Homeopathy: France should not reimburse, report says
Homeopathic medicine should no longer be reimbursed by the French State, as it provides “insufficient medical service”, health authority La Haute Autorité de Santé (HAS) has recommended this week.
The HAS made the conclusion after completing a study on 1,200 homeopathic medicines. It said that these medicines “provide insufficient medical service”, and recommended that they no longer be reimbursed at all by the State.
They are currently reimbursed up to 30%. The HAS has sent its findings to a number of leading homeopathic medicine manufacturers, to inform them officially of its position, it said.
A decision from the HAS on the reimbursement position of homeopathic drugs has been long awaited by the medical profession. Health minister Agnès Buzyn asked the HAS to consider the issue in the face of growing criticism of homeopathy in recent months and years.
A definitive decision is expected in June.
Earlier this year, 124 doctors re-opened the controversial debate by signing an open letter that called homeopaths “charlatans” and criticised the state’s continued reimbursement of the products.
Now, homeopathic laboratories will have a chance to respond to the HAS findings.
Already, manufacturer Boiron has said that 1,000 jobs will be threatened if the State decides to no longer reimburse the medicine.
According to their figures, homeopathy only costs the State Sécurité Sociale €130 million per year, compared to €20 billion for regular medicine.
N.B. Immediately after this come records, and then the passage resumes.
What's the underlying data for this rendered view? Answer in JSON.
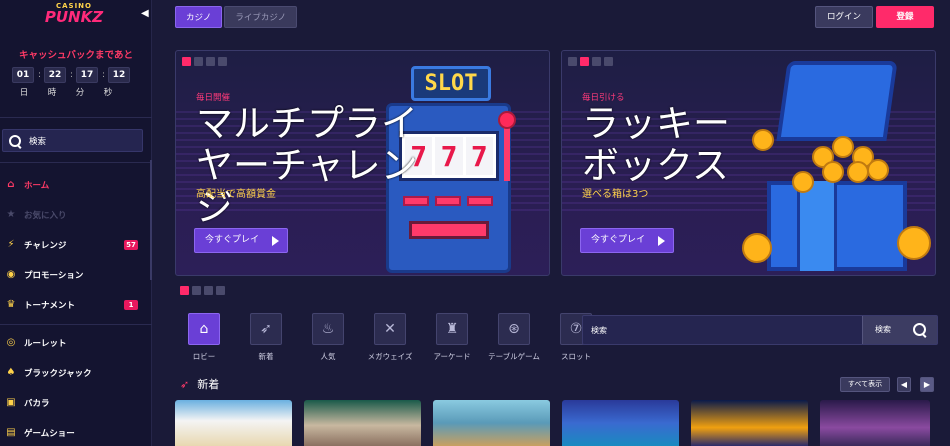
{
  "brand": {
    "line1": "CASINO",
    "line2": "PUNKZ"
  },
  "cashback": {
    "title": "キャッシュバックまであと",
    "timer": [
      "01",
      "22",
      "17",
      "12"
    ],
    "units": [
      "日",
      "時",
      "分",
      "秒"
    ]
  },
  "sidebar": {
    "search_label": "検索",
    "items": [
      {
        "label": "ホーム",
        "icon": "home-icon"
      },
      {
        "label": "お気に入り",
        "icon": "star-icon"
      },
      {
        "label": "チャレンジ",
        "icon": "lightning-icon",
        "badge": "57"
      },
      {
        "label": "プロモーション",
        "icon": "coin-icon"
      },
      {
        "label": "トーナメント",
        "icon": "trophy-icon",
        "badge": "1"
      },
      {
        "label": "ルーレット",
        "icon": "roulette-icon"
      },
      {
        "label": "ブラックジャック",
        "icon": "cards-icon"
      },
      {
        "label": "バカラ",
        "icon": "baccarat-icon"
      },
      {
        "label": "ゲームショー",
        "icon": "gameshow-icon"
      }
    ]
  },
  "header": {
    "tabs": [
      {
        "label": "カジノ"
      },
      {
        "label": "ライブカジノ"
      }
    ],
    "login_label": "ログイン",
    "register_label": "登録"
  },
  "banners": [
    {
      "subtitle": "毎日開催",
      "title": "マルチプライヤーチャレンジ",
      "description": "高配当で高額賞金",
      "button_label": "今すぐプレイ",
      "sign": "SLOT",
      "reels": [
        "7",
        "7",
        "7"
      ]
    },
    {
      "subtitle": "毎日引ける",
      "title": "ラッキーボックス",
      "description": "選べる箱は3つ",
      "button_label": "今すぐプレイ"
    }
  ],
  "categories": [
    {
      "label": "ロビー",
      "icon": "home-icon"
    },
    {
      "label": "新着",
      "icon": "rocket-icon"
    },
    {
      "label": "人気",
      "icon": "fire-icon"
    },
    {
      "label": "メガウェイズ",
      "icon": "expand-icon"
    },
    {
      "label": "アーケード",
      "icon": "invader-icon"
    },
    {
      "label": "テーブルゲーム",
      "icon": "chip-icon"
    },
    {
      "label": "スロット",
      "icon": "slot-icon"
    }
  ],
  "main_search": {
    "placeholder": "検索",
    "button_label": "検索"
  },
  "section": {
    "title": "新着",
    "show_all": "すべて表示"
  },
  "colors": {
    "accent": "#6a3fd6",
    "brand_pink": "#ff2a6a",
    "background": "#1a1a38"
  }
}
They say that at the very least, homeopathic medicines offer a placebo effect.
In a joint statement, the homeopathic laboratories Boiron, Lehning and Weleda said that they were concerned to see “an opinion from an independent agency that should have been kept confidential” being reported in the national media.
Boiron has said that it has not yet received any notification of the advice given by the HAS. The company has temporarily “suspended” its share price.